In 2010, Kenya’s Constitution gave women new legal rights to own property. The Constitution also looked to traditional local leaders, such as elders and traditional authorities, to play a more formal role in dispute resolution. The Enhancing Customary Justice Systems in the Mau Forest, also known as the Kenya Justice project (KJP), brings these two threads together by teaching women, men, and children about the Constitution, women’s rights to property, and the role elders play in upholding these rights.

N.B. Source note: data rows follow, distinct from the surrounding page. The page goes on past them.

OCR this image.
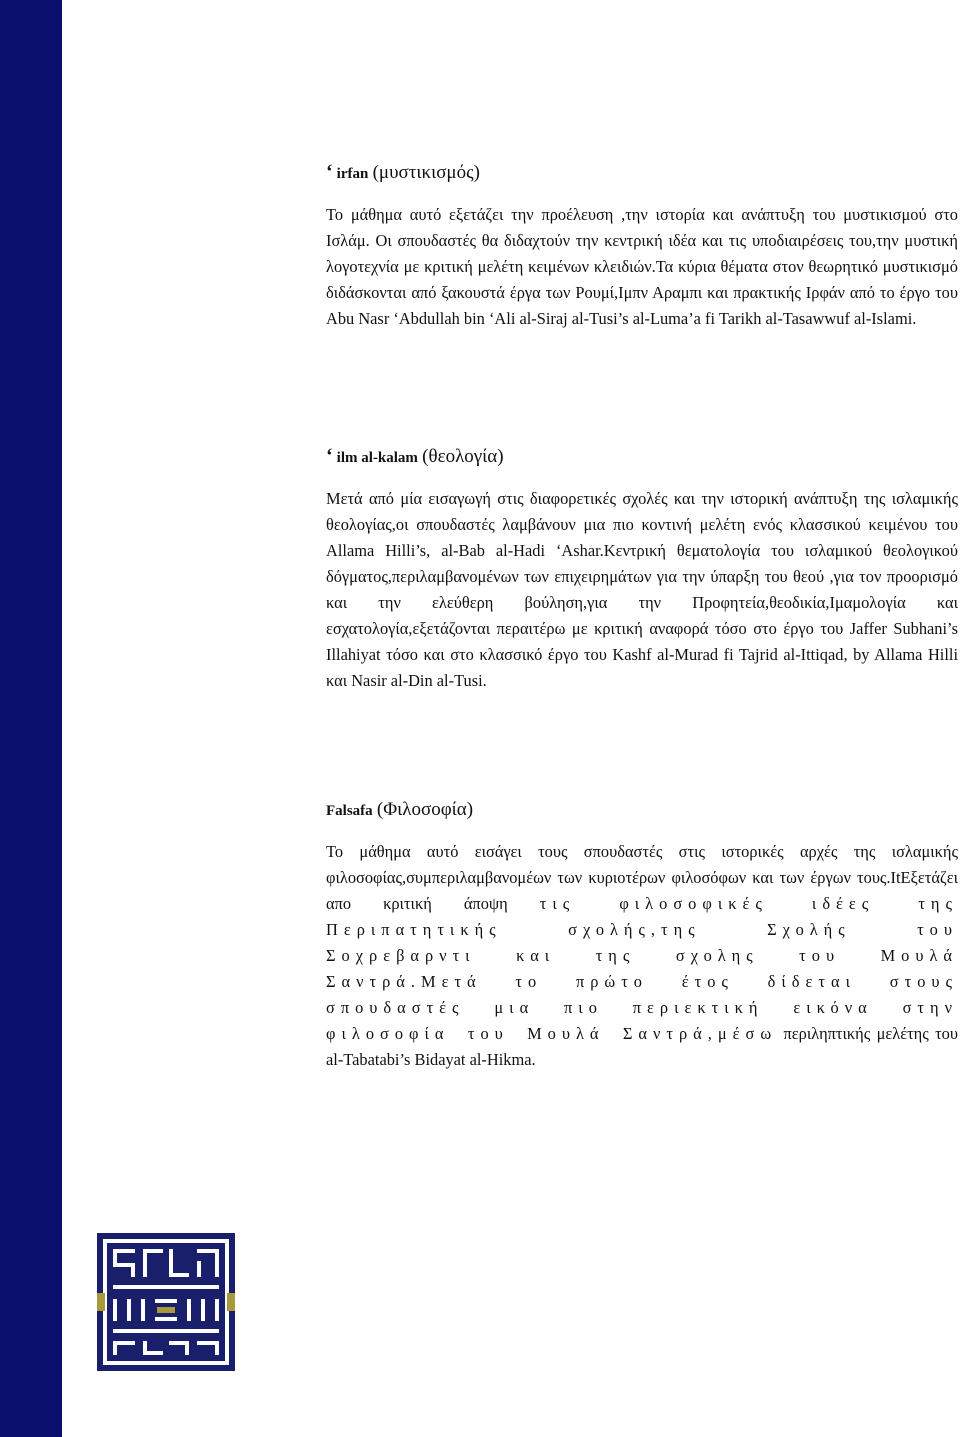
‘ irfan (μυστικισμός)

Το μάθημα αυτό εξετάζει την προέλευση ,την ιστορία και ανάπτυξη του μυστικισμού στο Ισλάμ. Οι σπουδαστές θα διδαχτούν την κεντρική ιδέα και τις υποδιαιρέσεις του,την μυστική λογοτεχνία με κριτική μελέτη κειμένων κλειδιών.Τα κύρια θέματα στον θεωρητικό μυστικισμό διδάσκονται από ξακουστά έργα των Ρουμί,Ιμπν Αραμπι και πρακτικής Ιρφάν από το έργο του Abu Nasr ‘Abdullah bin ‘Ali al-Siraj al-Tusi’s al-Luma’a fi Tarikh al-Tasawwuf al-Islami.

‘ ilm al-kalam (θεολογία)

Μετά από μία εισαγωγή στις διαφορετικές σχολές και την ιστορική ανάπτυξη της ισλαμικής θεολογίας,οι σπουδαστές λαμβάνουν μια πιο κοντινή μελέτη ενός κλασσικού κειμένου του Allama Hilli’s, al-Bab al-Hadi ‘Ashar.Κεντρική θεματολογία του ισλαμικού θεολογικού δόγματος,περιλαμβανομένων των επιχειρημάτων για την ύπαρξη του θεού ,για τον προορισμό και την ελεύθερη βούληση,για την Προφητεία,θεοδικία,Ιμαμολογία και εσχατολογία,εξετάζονται περαιτέρω με κριτική αναφορά τόσο στο έργο του Jaffer Subhani’s Illahiyat τόσο και στο κλασσικό έργο του Kashf al-Murad fi Tajrid al-Ittiqad, by Allama Hilli και Nasir al-Din al-Tusi.

Falsafa (Φιλοσοφία)

Το μάθημα αυτό εισάγει τους σπουδαστές στις ιστορικές αρχές της ισλαμικής φιλοσοφίας,συμπεριλαμβανομέων των κυριοτέρων φιλοσόφων και των έργων τους.ItΕξετάζει απο κριτική άποψη τις φιλοσοφικές ιδέες της Περιπατητικής σχολής,της Σχολής του Σοχρεβαρντι και της σχολης του Μουλά Σαντρά.Μετά το πρώτο έτος δίδεται στους σπουδαστές μια πιο περιεκτική εικόνα στην φιλοσοφία του Μουλά Σαντρά,μέσω περιληπτικής μελέτης του al-Tabatabi’s Bidayat al-Hikma.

The project piloted a new approach for improving women’s access to justice, particularly related to women’s land rights, by concentrating on teaching male elders the importance of women’s access to justice and women’s land rights. This participatory approach was adapted with an aim to increase sensitivity to, and respect for, women’s land rights through traditional justice systems – such as dispute resolution systems governed by village elders. The project delivered legal literacy trainings to – and facilitated dialogues with – chiefs, elders, women, and youth. An impact evaluation found that the pilot led to increased legal awareness, particularly women’s legal knowledge and men’s knowledge of women’s rights, as well as women’s familiarity with the local justice system and alternative dispute resolution. Further, the project led to an increase in women’s confidence in both the fairness and outcomes of the local justice system, respect for women’s rights by men in the community, an increase in women’s access to land, and most notably, the election of several women to elder positions, for the first time in the Maasai and Kalenjin communities.
Following the inital success, additional funding was allocated in 2014 to produce an implementation guide to make the model replicable across Kenya. The improvement in women’s access to justice and land rights seen in the pilot community of Ol Pusimoru could be spread throughout Kenya through the broader implementation of the project model.